Standards Addressed:

NGSS 5-LS1-1: Students who demonstrate understanding can support an argument that plants get the materials they need for growth chiefly from air and water.

CCSS MP2: Reason abstractly and quantitatively.

CCSS MP5: Use appropriate tools strategically.

Materials:

  • Celery Stalks
  • White Carnations
  • Romaine Lettuce Leave
  • Other plants as desired
  • Graduated cylinders or measuring cups (3 per class or group)
  • Water
  • Red food coloring (optional)

Activity Steps:

  1. Begin by reviewing the basic needs of a plant (air, water, soil, sunlight).
  2. Then, introduce the idea that water moves through plants in order to help the plant survive. This is done through a series of tubes called capillaries, and we can see capillaries at work through this experiment.
  3. Ask students how they think we could measure the amount of water each plant uses to create food and survive. Guide them to using the same size containers (graduated cylinders or measuring cups) with the same amount of water, and over several days, the plant that uses the most water will have the least amount of water left in the cylinder or cup.
  4. Have students fill each container with water to the same level.
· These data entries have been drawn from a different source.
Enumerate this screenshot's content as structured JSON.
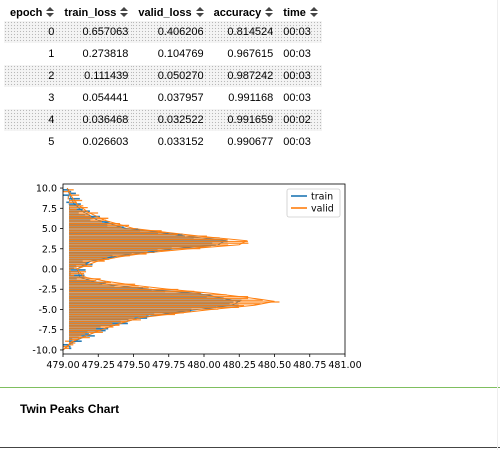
{
  "table": {
    "columns": [
      "epoch",
      "train_loss",
      "valid_loss",
      "accuracy",
      "time"
    ],
    "rows": [
      [
        "0",
        "0.657063",
        "0.406206",
        "0.814524",
        "00:03"
      ],
      [
        "1",
        "0.273818",
        "0.104769",
        "0.967615",
        "00:03"
      ],
      [
        "2",
        "0.111439",
        "0.050270",
        "0.987242",
        "00:03"
      ],
      [
        "3",
        "0.054441",
        "0.037957",
        "0.991168",
        "00:03"
      ],
      [
        "4",
        "0.036468",
        "0.032522",
        "0.991659",
        "00:02"
      ],
      [
        "5",
        "0.026603",
        "0.033152",
        "0.990677",
        "00:03"
      ]
    ]
  },
  "section": {
    "title": "Twin Peaks Chart"
  },
  "colors": {
    "train": "#1f77b4",
    "valid": "#ff7f0e",
    "divider": "#7fbf5f"
  },
  "chart_data": {
    "type": "line",
    "title": "",
    "xlabel": "",
    "ylabel": "",
    "xlim": [
      479.0,
      481.0
    ],
    "ylim": [
      -10.5,
      10.5
    ],
    "xticks": [
      "479.00",
      "479.25",
      "479.50",
      "479.75",
      "480.00",
      "480.25",
      "480.50",
      "480.75",
      "481.00"
    ],
    "yticks": [
      "10.0",
      "7.5",
      "5.0",
      "2.5",
      "0.0",
      "-2.5",
      "-5.0",
      "-7.5",
      "-10.0"
    ],
    "legend": "top-right",
    "grid": false,
    "series": [
      {
        "name": "train",
        "color": "#1f77b4",
        "y": [
          -10.0,
          -9.0,
          -8.0,
          -7.0,
          -6.0,
          -5.5,
          -5.0,
          -4.5,
          -4.0,
          -3.5,
          -3.0,
          -2.5,
          -2.0,
          -1.5,
          -1.0,
          0.0,
          1.0,
          1.5,
          2.0,
          2.5,
          3.0,
          3.5,
          4.0,
          4.5,
          5.0,
          6.0,
          7.0,
          8.0,
          9.0,
          10.0
        ],
        "x": [
          479.0,
          479.07,
          479.2,
          479.35,
          479.55,
          479.75,
          479.95,
          480.2,
          480.25,
          480.1,
          479.95,
          479.6,
          479.35,
          479.2,
          479.12,
          479.1,
          479.2,
          479.35,
          479.55,
          479.8,
          480.1,
          480.15,
          479.9,
          479.7,
          479.45,
          479.25,
          479.15,
          479.08,
          479.05,
          479.03
        ]
      },
      {
        "name": "valid",
        "color": "#ff7f0e",
        "y": [
          -10.0,
          -9.0,
          -8.0,
          -7.0,
          -6.0,
          -5.5,
          -5.0,
          -4.5,
          -4.0,
          -3.5,
          -3.0,
          -2.5,
          -2.0,
          -1.5,
          -1.0,
          0.0,
          1.0,
          1.5,
          2.0,
          2.5,
          3.0,
          3.5,
          4.0,
          4.5,
          5.0,
          6.0,
          7.0,
          8.0,
          9.0,
          10.0
        ],
        "x": [
          479.0,
          479.06,
          479.2,
          479.35,
          479.55,
          479.8,
          480.05,
          480.35,
          480.5,
          480.3,
          480.05,
          479.75,
          479.5,
          479.3,
          479.15,
          479.1,
          479.25,
          479.4,
          479.6,
          479.9,
          480.25,
          480.3,
          480.0,
          479.75,
          479.5,
          479.3,
          479.18,
          479.1,
          479.06,
          479.03
        ]
      }
    ]
  }
}
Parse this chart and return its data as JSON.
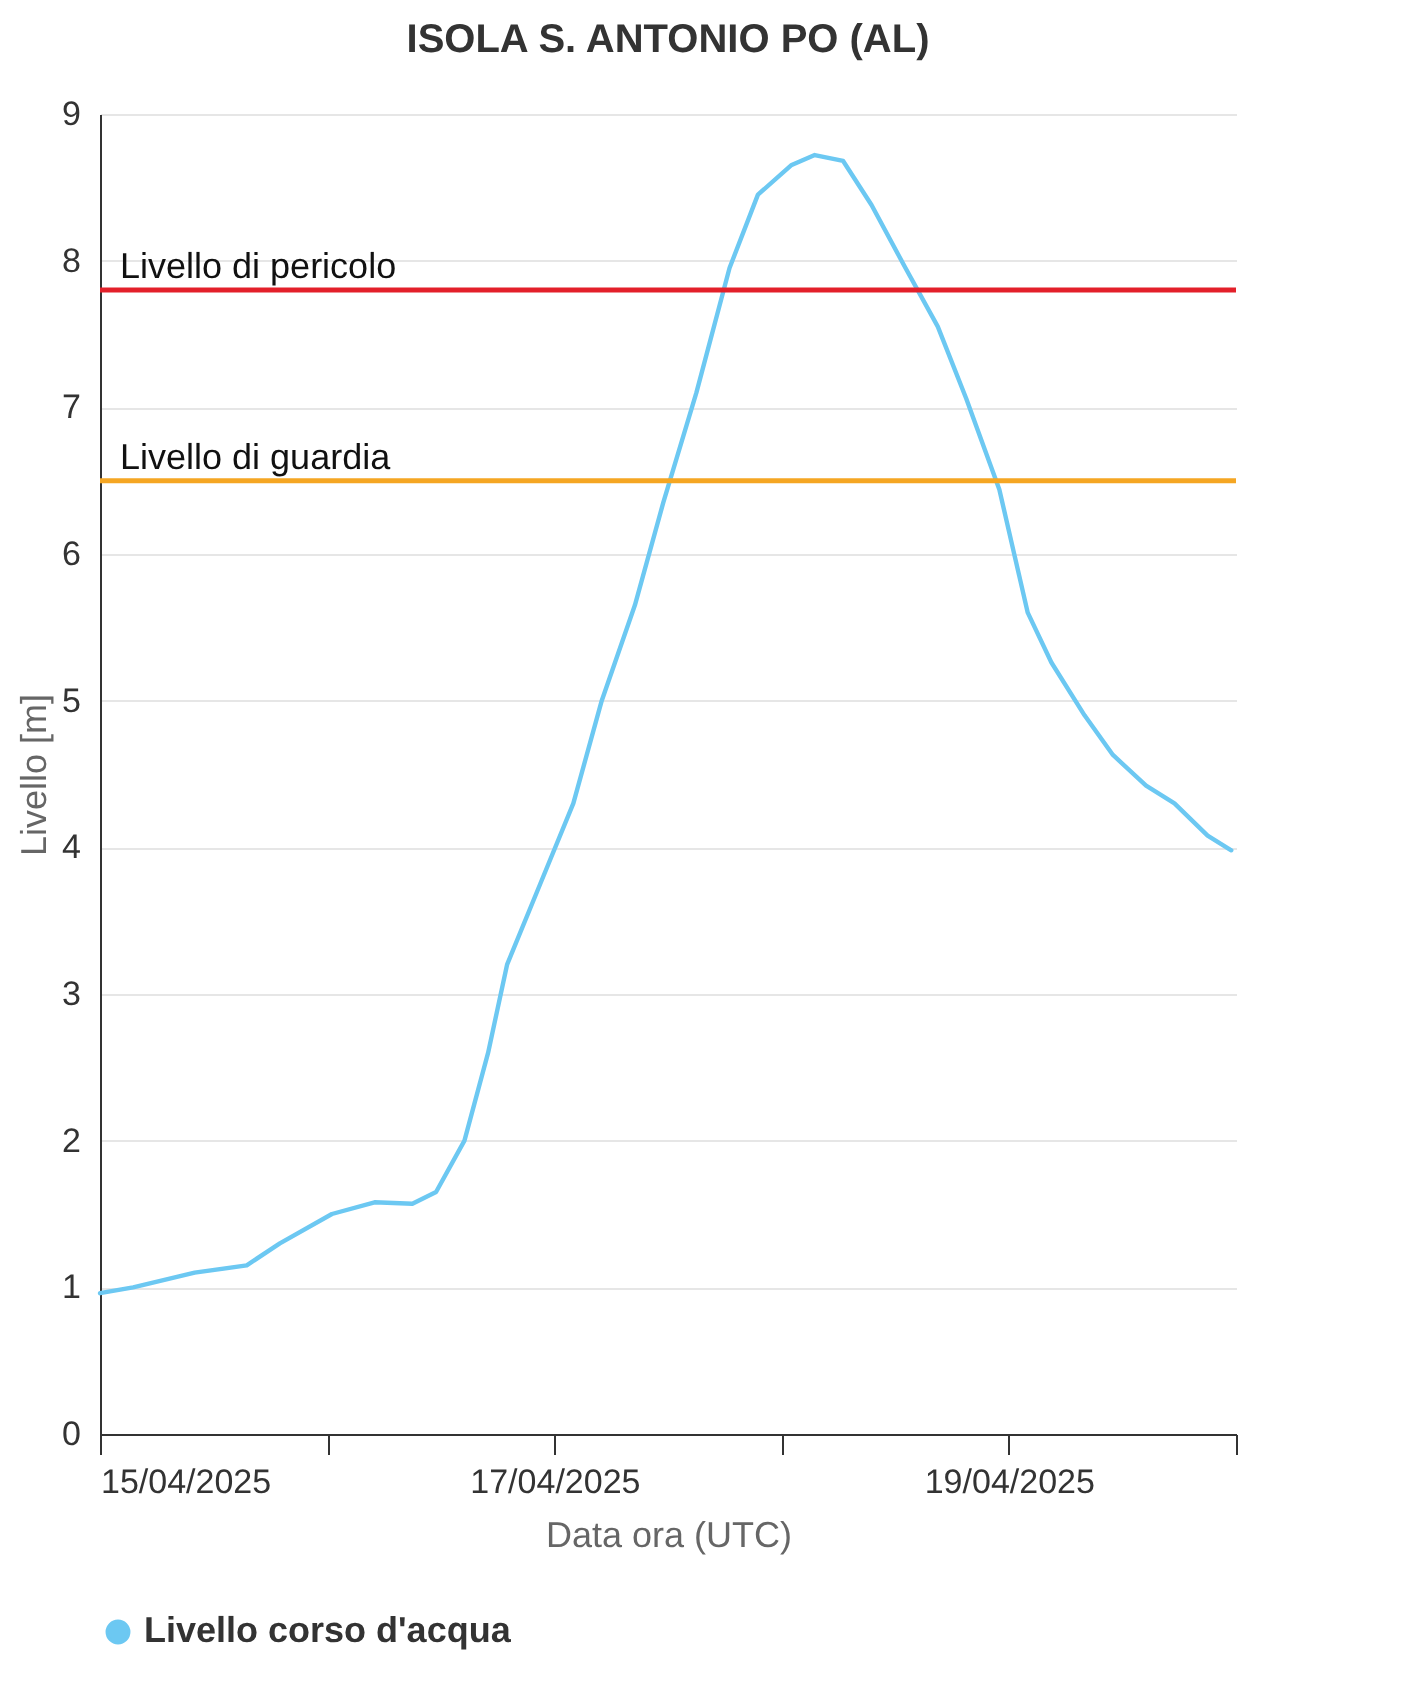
{
  "chart_data": {
    "type": "line",
    "title": "ISOLA S. ANTONIO PO (AL)",
    "xlabel": "Data ora (UTC)",
    "ylabel": "Livello [m]",
    "x": [
      "2025-04-15T00:00",
      "2025-04-15T03:30",
      "2025-04-15T10:00",
      "2025-04-15T15:30",
      "2025-04-15T19:00",
      "2025-04-16T00:30",
      "2025-04-16T05:00",
      "2025-04-16T09:00",
      "2025-04-16T11:30",
      "2025-04-16T14:30",
      "2025-04-16T17:00",
      "2025-04-16T19:00",
      "2025-04-16T22:30",
      "2025-04-17T02:00",
      "2025-04-17T05:00",
      "2025-04-17T08:30",
      "2025-04-17T11:30",
      "2025-04-17T15:00",
      "2025-04-17T18:30",
      "2025-04-17T21:30",
      "2025-04-18T01:00",
      "2025-04-18T03:30",
      "2025-04-18T06:30",
      "2025-04-18T09:30",
      "2025-04-18T13:00",
      "2025-04-18T16:30",
      "2025-04-18T19:30",
      "2025-04-18T23:00",
      "2025-04-19T02:00",
      "2025-04-19T04:30",
      "2025-04-19T08:00",
      "2025-04-19T11:00",
      "2025-04-19T14:30",
      "2025-04-19T17:30",
      "2025-04-19T21:00",
      "2025-04-19T23:30"
    ],
    "series": [
      {
        "name": "Livello corso d'acqua",
        "color": "#6cc8f2",
        "values": [
          0.96,
          1.0,
          1.1,
          1.15,
          1.3,
          1.5,
          1.58,
          1.57,
          1.65,
          2.0,
          2.6,
          3.2,
          3.75,
          4.3,
          5.0,
          5.65,
          6.35,
          7.1,
          7.95,
          8.45,
          8.65,
          8.72,
          8.68,
          8.38,
          7.96,
          7.55,
          7.06,
          6.44,
          5.6,
          5.26,
          4.9,
          4.63,
          4.42,
          4.3,
          4.08,
          3.98
        ]
      }
    ],
    "xlim": [
      "2025-04-15",
      "2025-04-20"
    ],
    "xticks": [
      {
        "value": "2025-04-15",
        "label": "15/04/2025"
      },
      {
        "value": "2025-04-16",
        "label": null
      },
      {
        "value": "2025-04-17",
        "label": "17/04/2025"
      },
      {
        "value": "2025-04-18",
        "label": null
      },
      {
        "value": "2025-04-19",
        "label": "19/04/2025"
      },
      {
        "value": "2025-04-20",
        "label": null
      }
    ],
    "ylim": [
      0,
      9
    ],
    "yticks": [
      0,
      1,
      2,
      3,
      4,
      5,
      6,
      7,
      8,
      9
    ],
    "ref_lines": [
      {
        "axis": "y",
        "value": 7.8,
        "label": "Livello di pericolo",
        "color": "#e3202a"
      },
      {
        "axis": "y",
        "value": 6.5,
        "label": "Livello di guardia",
        "color": "#f5a623"
      }
    ],
    "grid": "y",
    "legend": "bottom"
  }
}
Fill them so they are close to full but not so full that the plant will overflow the container.
  5. Mix in a couple of drops of red food coloring as desired. This will show evidence of the water’s movement through the plant because the leaves of the celery and romaine, and the flower, will turn the color of the food coloring.
  6. Add a celery stalk to one container, a carnation stem to another, and a piece of romaine lettuce to the third.
  7. Demonstrate that the levels are now different because of the size of the stem/stalk and the principle of water displacement, but the same amount of water is still in each of the containers.
  8. Have the students write their predictions of which plant will use the most amount of water, and why they think so.
  9. Each day, have the students read the graduated cylinder or measuring cup to see how much water has been used by the plant. Have them document their water level and make notes on any color changes they observe. Guide them to see the color changes are evidence of the water moving through the plant.

Assessment:

  1. Have the students answer the following questions, either in writing or through a discussion:
    1. Which plant used the most water? Why do you think that is? Did this result surprise you? Why or why not? (The correct answer will depend on the humidity of your classroom and other factors.)
    2. What evidence of water movement could you observe? (Should answer based on the plants changing color.)
    3. How does this experiment apply to the real world? (Answer should reflect understanding that plants need water to survive.)

Extension:

  1. Students could experiment with the lack of water moving through plants by placing a celery stalk, romaine lettuce piece, and white carnation in empty graduated cylinders, providing no water at all. How do those results compare over the course of several days?
  2. Additional plant varieties could also be tested, both with and without water.